Одиннадцать случаев…(Повесть) - Кардашова Анна Алексеевна. Страница 16
Иван Степанович ушел, а брат посмотрел ему вслед довольно зло: жирком, жирком обрастаешь, ничто тебя уже не волнует…
А потом вышел в коридор, покурил, охладился малость и подумал: «А что такого особенного случилось? Да ничего. Еще один клей для фарфора».
И опять дни пошли своим чередом, масса для заполнения изоляторов получилась очень удачная, брат занимался новой работой… Нет, не все было как прежде. Удар фарфоровой чашки об пол и наступившая затем тишина все стояли в ушах брата, и он все думал об этом ударе и трещинах на чашке. Когда Марья Васильевна хотела выкинуть разбитую чашку, брат не дал. Сунул ее в портфель и принес домой. Разбитая, но целая фарфоровая чашка лежала теперь у него на столе и тревожила его. Он брал ее в руки и снова и снова рассматривал и любовался рисунком трещин.
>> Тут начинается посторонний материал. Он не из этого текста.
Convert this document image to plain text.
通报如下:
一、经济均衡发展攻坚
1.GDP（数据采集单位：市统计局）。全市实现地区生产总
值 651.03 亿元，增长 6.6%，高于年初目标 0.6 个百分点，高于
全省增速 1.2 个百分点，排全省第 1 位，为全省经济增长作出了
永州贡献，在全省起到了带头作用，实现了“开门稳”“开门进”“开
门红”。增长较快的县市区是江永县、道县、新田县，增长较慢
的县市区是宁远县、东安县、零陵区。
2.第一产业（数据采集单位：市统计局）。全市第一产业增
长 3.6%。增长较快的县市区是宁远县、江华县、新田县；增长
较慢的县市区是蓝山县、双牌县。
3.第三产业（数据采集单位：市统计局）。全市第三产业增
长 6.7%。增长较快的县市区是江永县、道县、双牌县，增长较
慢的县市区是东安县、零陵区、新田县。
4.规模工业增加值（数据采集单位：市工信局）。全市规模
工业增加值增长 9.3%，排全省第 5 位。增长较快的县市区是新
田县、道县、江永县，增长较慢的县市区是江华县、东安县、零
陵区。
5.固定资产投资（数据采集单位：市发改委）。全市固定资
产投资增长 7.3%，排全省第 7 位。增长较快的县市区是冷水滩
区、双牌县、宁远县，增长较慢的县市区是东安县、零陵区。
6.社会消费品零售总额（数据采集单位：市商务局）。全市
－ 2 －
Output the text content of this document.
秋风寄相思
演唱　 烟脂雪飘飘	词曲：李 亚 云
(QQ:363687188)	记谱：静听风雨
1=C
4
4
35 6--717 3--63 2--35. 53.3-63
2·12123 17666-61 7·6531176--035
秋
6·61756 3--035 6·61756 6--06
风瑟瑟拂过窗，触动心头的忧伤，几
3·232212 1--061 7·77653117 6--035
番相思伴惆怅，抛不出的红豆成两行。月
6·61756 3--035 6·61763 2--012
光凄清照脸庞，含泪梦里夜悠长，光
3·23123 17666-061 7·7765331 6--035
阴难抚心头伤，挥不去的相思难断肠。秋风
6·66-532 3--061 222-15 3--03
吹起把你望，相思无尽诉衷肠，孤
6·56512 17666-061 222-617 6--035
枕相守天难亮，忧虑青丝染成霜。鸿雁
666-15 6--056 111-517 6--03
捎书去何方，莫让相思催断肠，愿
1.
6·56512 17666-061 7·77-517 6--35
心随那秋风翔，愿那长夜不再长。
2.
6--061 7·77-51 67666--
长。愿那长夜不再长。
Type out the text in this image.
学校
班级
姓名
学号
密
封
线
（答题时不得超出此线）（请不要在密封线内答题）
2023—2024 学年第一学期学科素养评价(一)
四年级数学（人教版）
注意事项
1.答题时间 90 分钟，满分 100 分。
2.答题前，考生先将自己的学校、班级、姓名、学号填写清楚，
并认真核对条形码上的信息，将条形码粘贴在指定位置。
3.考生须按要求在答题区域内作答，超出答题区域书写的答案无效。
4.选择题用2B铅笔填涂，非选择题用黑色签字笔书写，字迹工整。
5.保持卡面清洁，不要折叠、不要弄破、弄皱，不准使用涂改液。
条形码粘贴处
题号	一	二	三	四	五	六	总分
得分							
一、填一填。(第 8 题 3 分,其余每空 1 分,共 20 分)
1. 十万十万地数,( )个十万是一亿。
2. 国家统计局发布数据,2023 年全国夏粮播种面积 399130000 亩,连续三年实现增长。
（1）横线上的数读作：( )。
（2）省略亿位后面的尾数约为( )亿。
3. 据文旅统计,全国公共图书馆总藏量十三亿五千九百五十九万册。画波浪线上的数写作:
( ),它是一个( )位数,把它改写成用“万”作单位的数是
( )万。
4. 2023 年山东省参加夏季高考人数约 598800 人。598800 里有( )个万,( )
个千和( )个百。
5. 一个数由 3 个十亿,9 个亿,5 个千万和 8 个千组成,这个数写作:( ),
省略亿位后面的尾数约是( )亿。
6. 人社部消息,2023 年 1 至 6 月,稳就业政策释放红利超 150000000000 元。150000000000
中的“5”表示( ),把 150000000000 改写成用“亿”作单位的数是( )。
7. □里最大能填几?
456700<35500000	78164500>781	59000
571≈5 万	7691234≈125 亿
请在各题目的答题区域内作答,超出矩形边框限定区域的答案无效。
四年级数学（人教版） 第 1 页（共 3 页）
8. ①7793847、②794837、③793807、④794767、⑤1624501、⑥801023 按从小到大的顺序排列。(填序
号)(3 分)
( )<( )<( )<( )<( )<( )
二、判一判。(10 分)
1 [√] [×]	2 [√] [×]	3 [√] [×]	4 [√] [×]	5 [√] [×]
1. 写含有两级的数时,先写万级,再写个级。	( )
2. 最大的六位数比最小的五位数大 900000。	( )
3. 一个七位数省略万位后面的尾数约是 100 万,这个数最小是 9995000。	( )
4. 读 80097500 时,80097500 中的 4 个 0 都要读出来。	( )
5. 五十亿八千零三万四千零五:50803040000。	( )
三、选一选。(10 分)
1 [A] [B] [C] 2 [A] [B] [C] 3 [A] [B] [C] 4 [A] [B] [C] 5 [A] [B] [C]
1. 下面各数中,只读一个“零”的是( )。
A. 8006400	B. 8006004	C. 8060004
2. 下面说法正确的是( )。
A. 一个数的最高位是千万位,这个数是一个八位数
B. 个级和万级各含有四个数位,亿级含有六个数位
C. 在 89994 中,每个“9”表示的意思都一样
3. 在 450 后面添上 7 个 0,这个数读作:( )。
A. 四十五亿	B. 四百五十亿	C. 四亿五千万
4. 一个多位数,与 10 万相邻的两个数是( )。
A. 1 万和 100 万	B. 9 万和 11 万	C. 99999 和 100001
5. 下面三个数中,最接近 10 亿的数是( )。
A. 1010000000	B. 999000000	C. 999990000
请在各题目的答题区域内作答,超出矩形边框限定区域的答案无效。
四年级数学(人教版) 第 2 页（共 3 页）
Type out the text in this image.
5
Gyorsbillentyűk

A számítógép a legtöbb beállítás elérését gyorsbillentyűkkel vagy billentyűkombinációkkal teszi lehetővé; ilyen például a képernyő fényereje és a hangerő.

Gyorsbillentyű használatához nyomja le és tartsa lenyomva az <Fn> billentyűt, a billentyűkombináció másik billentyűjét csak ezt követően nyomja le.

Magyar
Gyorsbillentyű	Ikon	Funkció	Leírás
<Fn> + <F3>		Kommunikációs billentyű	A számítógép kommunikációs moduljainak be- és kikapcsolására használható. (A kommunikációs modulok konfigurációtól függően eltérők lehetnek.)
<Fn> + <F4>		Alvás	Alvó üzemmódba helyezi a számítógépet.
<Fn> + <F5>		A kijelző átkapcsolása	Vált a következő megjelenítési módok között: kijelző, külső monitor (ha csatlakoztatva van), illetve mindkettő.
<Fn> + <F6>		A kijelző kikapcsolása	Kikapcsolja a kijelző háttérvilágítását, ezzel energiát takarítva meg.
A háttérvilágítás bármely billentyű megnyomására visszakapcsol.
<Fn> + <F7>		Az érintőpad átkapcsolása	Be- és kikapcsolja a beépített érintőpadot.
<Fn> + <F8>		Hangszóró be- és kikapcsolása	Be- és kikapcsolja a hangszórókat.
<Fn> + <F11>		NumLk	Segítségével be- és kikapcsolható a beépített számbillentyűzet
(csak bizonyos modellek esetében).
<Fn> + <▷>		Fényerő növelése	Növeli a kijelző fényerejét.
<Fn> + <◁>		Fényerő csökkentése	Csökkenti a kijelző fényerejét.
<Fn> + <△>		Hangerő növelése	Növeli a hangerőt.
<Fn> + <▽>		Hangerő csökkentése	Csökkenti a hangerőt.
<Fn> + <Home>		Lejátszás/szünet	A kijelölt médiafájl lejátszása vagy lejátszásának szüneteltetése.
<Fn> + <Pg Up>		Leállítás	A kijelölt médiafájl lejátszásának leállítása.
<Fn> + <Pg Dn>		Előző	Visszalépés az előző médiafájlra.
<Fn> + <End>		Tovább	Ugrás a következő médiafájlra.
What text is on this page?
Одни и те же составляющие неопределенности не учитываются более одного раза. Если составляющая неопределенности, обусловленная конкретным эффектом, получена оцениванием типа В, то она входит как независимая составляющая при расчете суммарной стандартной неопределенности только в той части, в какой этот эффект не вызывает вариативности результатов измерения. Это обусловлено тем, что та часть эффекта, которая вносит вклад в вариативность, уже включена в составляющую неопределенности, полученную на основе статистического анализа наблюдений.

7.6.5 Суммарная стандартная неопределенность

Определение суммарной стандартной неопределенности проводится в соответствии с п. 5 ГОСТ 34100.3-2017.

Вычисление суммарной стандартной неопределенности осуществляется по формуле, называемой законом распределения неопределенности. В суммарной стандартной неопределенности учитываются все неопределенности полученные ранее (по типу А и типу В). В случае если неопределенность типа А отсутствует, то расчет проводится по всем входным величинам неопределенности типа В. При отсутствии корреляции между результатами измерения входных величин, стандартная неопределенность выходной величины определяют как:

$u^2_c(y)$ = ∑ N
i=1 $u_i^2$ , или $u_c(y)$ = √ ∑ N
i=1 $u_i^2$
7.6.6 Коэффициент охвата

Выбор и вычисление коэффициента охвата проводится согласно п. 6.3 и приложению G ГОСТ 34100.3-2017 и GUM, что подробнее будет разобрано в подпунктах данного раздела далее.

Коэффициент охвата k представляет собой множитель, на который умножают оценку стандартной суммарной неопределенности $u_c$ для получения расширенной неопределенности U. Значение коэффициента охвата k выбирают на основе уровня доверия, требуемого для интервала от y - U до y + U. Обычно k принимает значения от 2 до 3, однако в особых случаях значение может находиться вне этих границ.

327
— Ни в коем случае не выкидывай! — приказал мне брат. — Я еще подумаю над ней. Тут что важно? Сила прилипания. Сила. Понимаешь? Кто сказал, что этот клей может соединять только фарфор? Никто об этом и не заикался. Так почему же не попробовать пойти дальше? Выжать из этой полимерной композиции все, что она может дать?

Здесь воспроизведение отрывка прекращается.